The nuclear lamina is assembled by interactions of two lamin polypeptides in which the α-helical regions are wound around each other to form a two stranded α-helical coiled-coil structure, followed by a head-to-tail association of the multiple dimers. The linearly elongated polymer is extended laterally by a side-by-side association of polymers, resulting in a 2D structure underlying the nuclear envelope. Next to providing mechanical support to the nucleus, the nuclear lamina plays an essential role in chromatin organization, cell cycle regulation, DNA replication, DNA repair, cell differentiation and apoptosis.

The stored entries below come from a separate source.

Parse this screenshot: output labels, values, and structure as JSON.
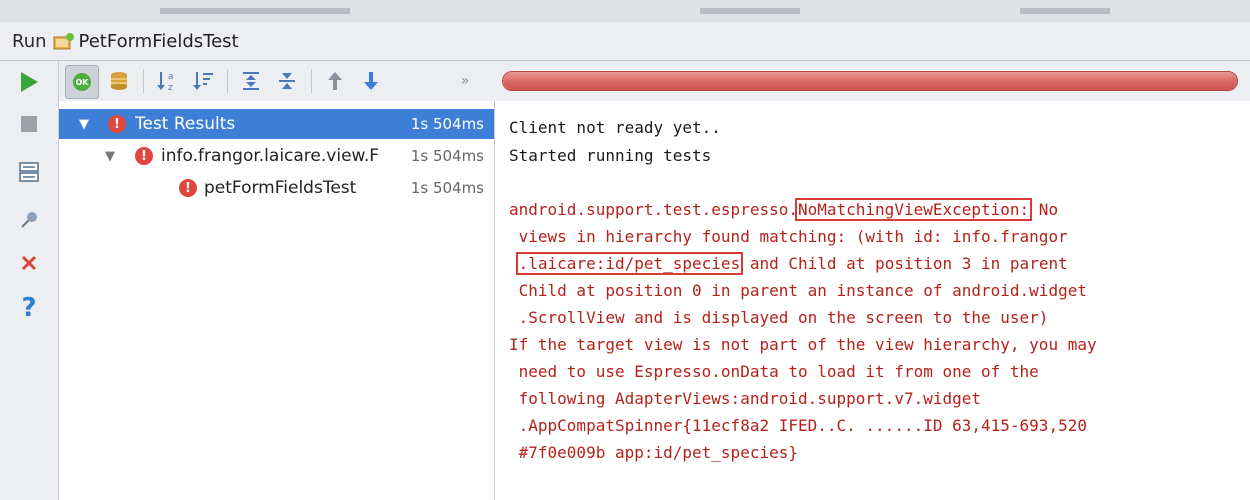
{
  "run_panel": {
    "run_label": "Run",
    "config_name": "PetFormFieldsTest"
  },
  "left_toolbar": {
    "buttons": [
      "run-icon",
      "stop-icon",
      "layout-icon",
      "pin-icon",
      "close-icon",
      "help-icon"
    ]
  },
  "tree_toolbar": {
    "buttons": [
      "ok-filter-icon",
      "ignored-filter-icon",
      "sort-alpha-icon",
      "sort-duration-icon",
      "expand-all-icon",
      "collapse-all-icon",
      "prev-failed-icon",
      "next-failed-icon",
      "more-icon"
    ],
    "more_label": "»"
  },
  "progress": {
    "fraction": 1.0,
    "status_color": "#d9605b"
  },
  "test_tree": {
    "rows": [
      {
        "label": "Test Results",
        "duration": "1s 504ms",
        "level": 0,
        "expanded": true,
        "selected": true
      },
      {
        "label": "info.frangor.laicare.view.F",
        "duration": "1s 504ms",
        "level": 1,
        "expanded": true,
        "selected": false
      },
      {
        "label": "petFormFieldsTest",
        "duration": "1s 504ms",
        "level": 2,
        "expanded": false,
        "selected": false
      }
    ]
  },
  "console": {
    "line1": "Client not ready yet..",
    "line2": "Started running tests",
    "err_prefix": "android.support.test.espresso.",
    "exception_name": "NoMatchingViewException:",
    "err_suffix": " No",
    "line4": " views in hierarchy found matching: (with id: info.frangor",
    "line5_pre": " ",
    "highlight_id": ".laicare:id/pet_species",
    "line5_post": " and Child at position 3 in parent",
    "line6": " Child at position 0 in parent an instance of android.widget",
    "line7": " .ScrollView and is displayed on the screen to the user)",
    "line8": "If the target view is not part of the view hierarchy, you may",
    "line9": " need to use Espresso.onData to load it from one of the",
    "line10": " following AdapterViews:android.support.v7.widget",
    "line11": " .AppCompatSpinner{11ecf8a2 IFED..C. ......ID 63,415-693,520",
    "line12": " #7f0e009b app:id/pet_species}"
  },
  "colors": {
    "error_text": "#b4221a",
    "highlight_box": "#d63a35",
    "selection": "#3d7fd6",
    "run_green": "#3aa53a"
  }
}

=== Chromatin organization ===

The non-random organization of the genome strongly suggests that the nuclear lamina plays a role in chromatin organization. It has been shown that lamin polypeptides have an affinity for binding chromatin through their α-helical (rod like) domains at specific DNA sequences called matrix attachment regions (MAR). A MAR has a length of approximately 300–1000 bp and has a high A/T content. Lamin A and B can also bind core histones through a sequence element in their tail domain.

Chromatin that interacts with lamina forms lamina-associated domains (LADs). The average length of human LADs is 0.1–10 MBp. LADs are flanked by CTCF-binding sites.

=== Cell cycle regulation ===

At the onset of mitosis (prophase, prometaphase), the cellular machinery is engaged in the disassembly of various cellular components including structures such as the nuclear envelope, the nuclear lamina and the nuclear pore complexes. This nuclear breakdown is necessary to allow the mitotic spindle to interact with the (condensed) chromosomes and to bind them at their kinetochores.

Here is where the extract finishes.